# MNIST Example

In this section, we'll use *Tensors* for a real neural net example – solving the MNIST image classification problem. The idea in this problem is to use a neural net to "read" images of hand-drawn numbers, from 0-9, and correctly identify which number each one is.

However, we're gonna gonna be a bit lazy and work with pre-processed data in CSV format, rather than actually reading in the images ourselves. You can download the MNIST data in CSV format here.
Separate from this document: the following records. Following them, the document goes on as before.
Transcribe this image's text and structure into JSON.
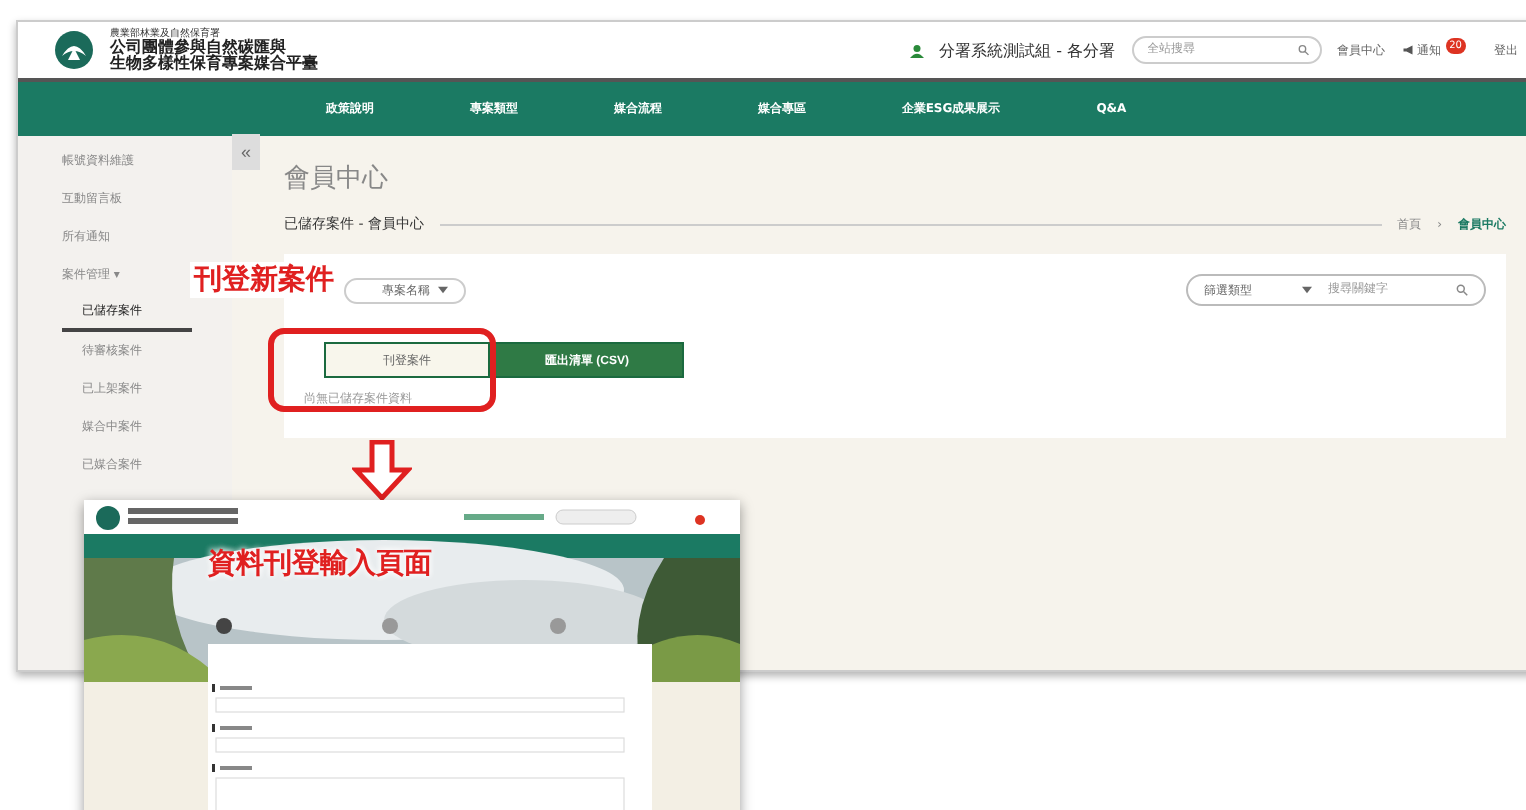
{
  "header": {
    "agency": "農業部林業及自然保育署",
    "title_lines": [
      "公司團體參與自然碳匯與",
      "生物多樣性保育專案媒合平臺"
    ],
    "user": "分署系統測試組 - 各分署",
    "search": {
      "placeholder": "全站搜尋"
    },
    "links": [
      {
        "kind": "link",
        "label": "會員中心"
      },
      {
        "kind": "notify",
        "label": "通知",
        "badge": "20"
      },
      {
        "kind": "link",
        "label": "登出"
      }
    ]
  },
  "nav": [
    "政策說明",
    "專案類型",
    "媒合流程",
    "媒合專區",
    "企業ESG成果展示",
    "Q&A"
  ],
  "sidebar": {
    "collapse": "«",
    "items": [
      {
        "label": "帳號資料維護",
        "selected": false
      },
      {
        "label": "互動留言板",
        "selected": false
      },
      {
        "label": "所有通知",
        "selected": false
      },
      {
        "label": "案件管理 ▾",
        "selected": false,
        "children": [
          {
            "label": "已儲存案件",
            "selected": true
          },
          {
            "label": "待審核案件",
            "selected": false
          },
          {
            "label": "已上架案件",
            "selected": false
          },
          {
            "label": "媒合中案件",
            "selected": false
          },
          {
            "label": "已媒合案件",
            "selected": false
          }
        ]
      }
    ]
  },
  "page": {
    "title": "會員中心",
    "subtitle": "已儲存案件 - 會員中心",
    "breadcrumb_separator": "›",
    "breadcrumb": [
      {
        "label": "首頁",
        "selected": false
      },
      {
        "label": "會員中心",
        "selected": true
      }
    ]
  },
  "card": {
    "sort": "專案名稱",
    "buttons": [
      {
        "kind": "outline",
        "label": "刊登案件"
      },
      {
        "kind": "solid",
        "label": "匯出清單 (CSV)"
      }
    ],
    "empty_text": "尚無已儲存案件資料",
    "filter": "篩選類型",
    "search": {
      "placeholder": "搜尋關鍵字"
    }
  },
  "annotations": {
    "callout": "刊登新案件",
    "inset_caption": "資料刊登輸入頁面"
  }
}
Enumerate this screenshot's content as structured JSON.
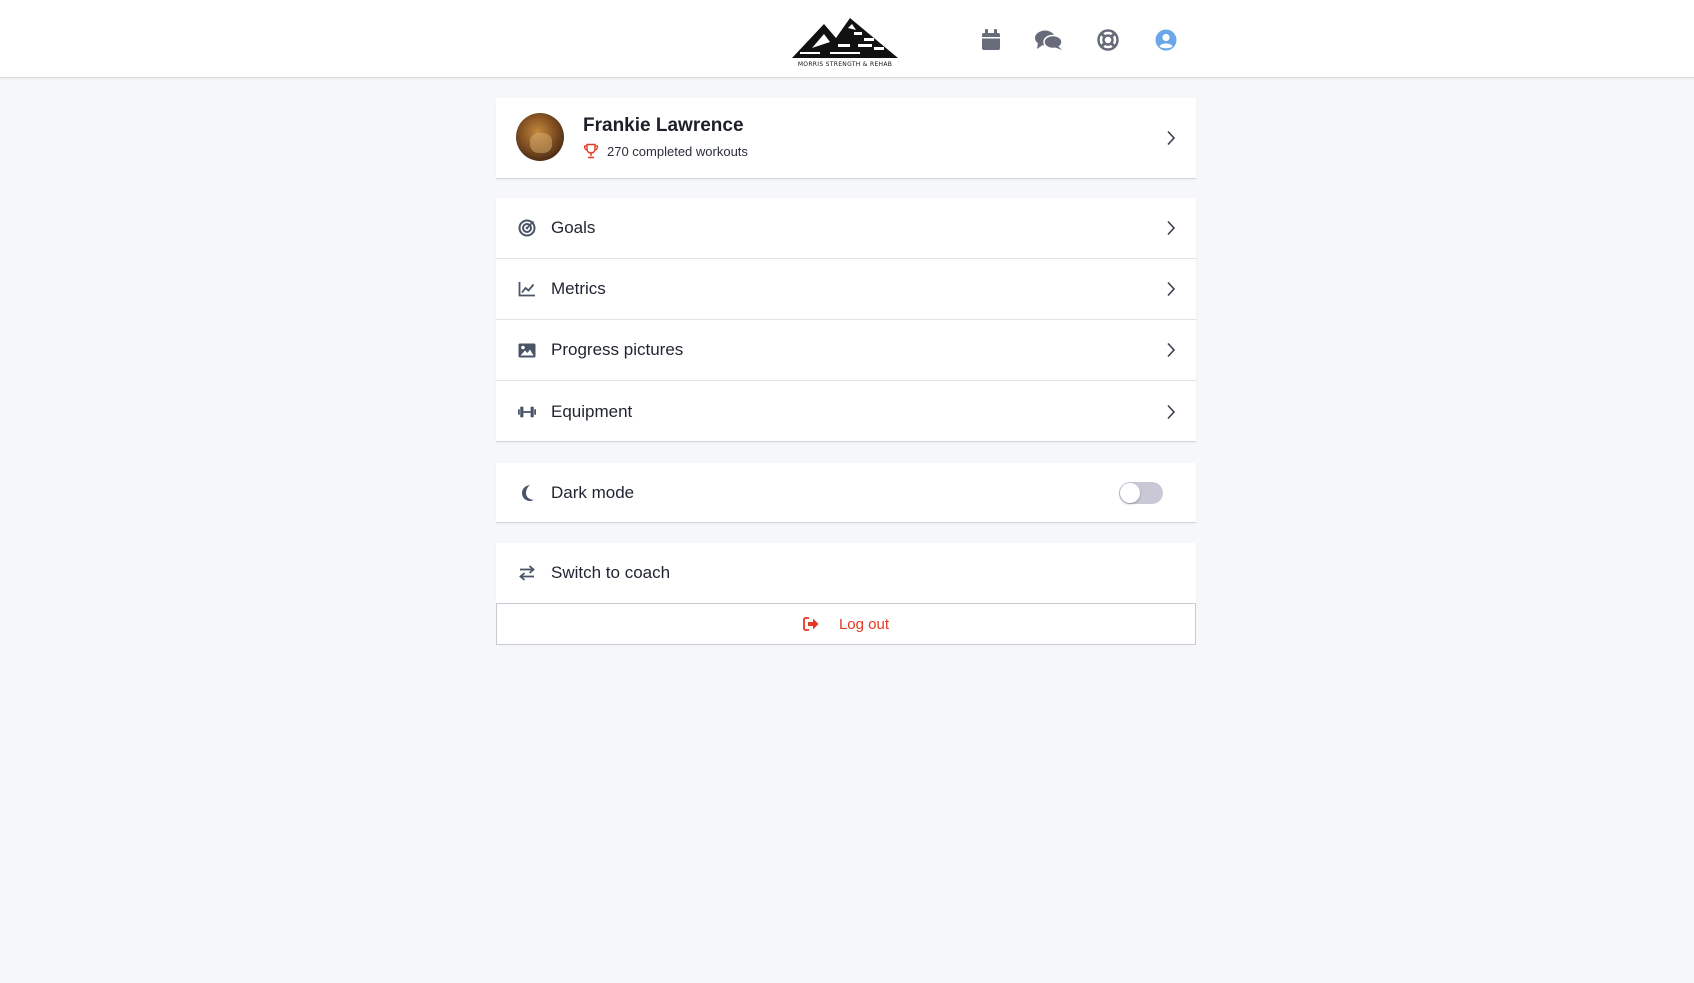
{
  "header": {
    "logo_text": "MORRIS STRENGTH & REHAB",
    "nav": [
      {
        "icon": "calendar-icon"
      },
      {
        "icon": "chat-icon"
      },
      {
        "icon": "lifebuoy-icon"
      },
      {
        "icon": "user-circle-icon",
        "active_color": "#6aa6e8"
      }
    ]
  },
  "profile": {
    "name": "Frankie Lawrence",
    "workouts": "270 completed workouts",
    "trophy_color": "#e23a22"
  },
  "menu": {
    "items": [
      {
        "label": "Goals",
        "icon": "target-icon"
      },
      {
        "label": "Metrics",
        "icon": "line-chart-icon"
      },
      {
        "label": "Progress pictures",
        "icon": "image-icon"
      },
      {
        "label": "Equipment",
        "icon": "dumbbell-icon"
      }
    ]
  },
  "settings": {
    "dark_mode_label": "Dark mode",
    "dark_mode_enabled": false,
    "switch_label": "Switch to coach",
    "logout_label": "Log out"
  },
  "colors": {
    "accent": "#e23a22",
    "icon": "#4a5467",
    "background": "#f6f7f9"
  }
}
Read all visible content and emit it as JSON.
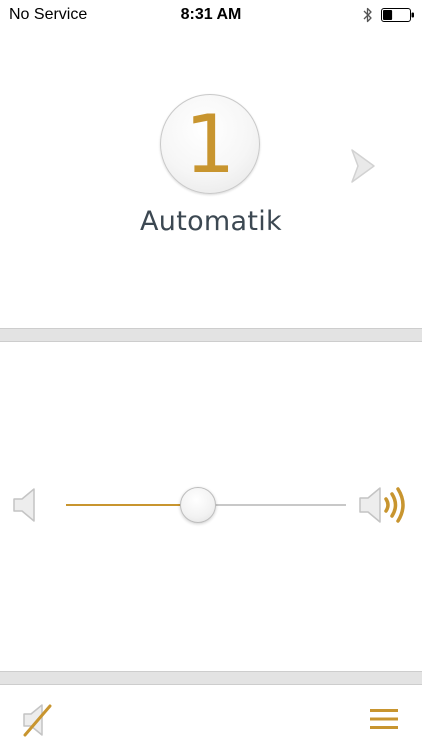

First, we'll read in the training data. We want to store the features (pixel values from the images) in an array called `X`

, and store the labels (the correct answers for which number each one is) in an array called `y`

. Lastly, we scale the features by diving them by 255, to get them between 0 and 1. Here's the code:

```
X = []
y = []
global first_row = true
open("mnist_data/mnist_train.csv", "r") do file
for line in eachline(file)
if first_row # skip the first row
global first_row = false
continue
end
# split the line by comma and strip whitespace
row = parse.(Float64, strip.(split(line, ',')))
push!(y, row[1])
push!(X, row[2:length(row)])
end
end
X= hcat(X...)'
X = X / 255.0
```

Next, we do the same thing for the testing data, except we save the features and labels in arrays called `X_test`

and `y_test`

. Here's the code:

```
X_test = []
y_test = []
global first_row = true
open("mnist_data/mnist_test.csv", "r") do file
for line in eachline(file)
if first_row # skip the first row
global first_row = false
continue
end
# split the line by comma and strip whitespace
row = parse.(Float64, strip.(split(line, ',')))
push!(y_test, row[1])
push!(X_test, row[2:length(row)])
end
end
X_test = hcat(X_test...)'
X_test = X_test / 255.0
```

Next, we define the model...

```
using SimpleGrad
using Random
Random.seed!(1234)
# seeding the random number generator for reproducibility
weights1 = Tensor(0.01 * rand(784, 128))
weights2 = Tensor(0.01 * rand(128, 10))
biases1 = Tensor(zeros(128))
biases2 = Tensor(zeros(10))
batch_size = 100
num_classes = 10 # total number of classes
lr = 0.1
epochs = 2
```

Now, we train the model:

```
global run = 1
for epoch in 1:epochs
for i in 1:batch_size:size(X,1)
## get current batch
batch_X = X[i:i+batch_size-1, :]
batch_X = Tensor(batch_X)
batch_y = y[i:i+batch_size-1]
## convert batch_y to one-hot
batch_y_one_hot = zeros(batch_size,num_classes)
for batch_ind in 1:batch_size
batch_y_one_hot[batch_ind,Int.(batch_y)[batch_ind]+1] = 1
end
## zero grads
weights1.grad .= 0
weights2.grad .= 0
biases1.grad .= 0
biases2.grad .= 0
## forward pass
layer1_out = relu(batch_X * weights1 + biases1)
layer2_out = layer1_out * weights2 + biases2
loss = softmax_crossentropy(layer2_out,batch_y_one_hot)
## backward pass
backward(loss)
## update params
weights1.data -= weights1.grad .* lr
weights2.data -= weights2.grad .* lr
biases1.data -= biases1.grad .* lr
biases2.data -= biases2.grad .* lr
if run % 100 == 0
println("Epoch: $epoch, run: $run, loss: $(round(loss.data[1], digits=3))")
end
global run += 1
end
end
# output:
# Epoch: 1, run: 100, loss: 1.145
# Epoch: 1, run: 200, loss: 0.55
# Epoch: 1, run: 300, loss: 0.677
# Epoch: 1, run: 400, loss: 0.491
# Epoch: 1, run: 500, loss: 0.331
# Epoch: 1, run: 600, loss: 0.388
# Epoch: 2, run: 700, loss: 0.225
# Epoch: 2, run: 800, loss: 0.299
# Epoch: 2, run: 900, loss: 0.502
# Epoch: 2, run: 1000, loss: 0.355
# Epoch: 2, run: 1100, loss: 0.248
# Epoch: 2, run: 1200, loss: 0.337
```

Finally, we check out performance on the testing set:

```
global correct = 0
global total = 0
for i in 1:length(y_test)
X_in = X_test[i:i,:] ## need to keep this (1,784), not (784,)
X_in = Tensor(X_in)
y_true = y_test[i]
layer1_out = relu(X_in * weights1 + biases1)
layer2_out = layer1_out * weights2 + biases2
pred_argmax = argmax(layer2_out.data, dims=2)[1][2]
if pred_argmax-1 == y_true
global correct +=1
end
global total += 1
end
println(correct/total)
# output: 0.9187
```

91.87% accuracy on the testing set. Not bad!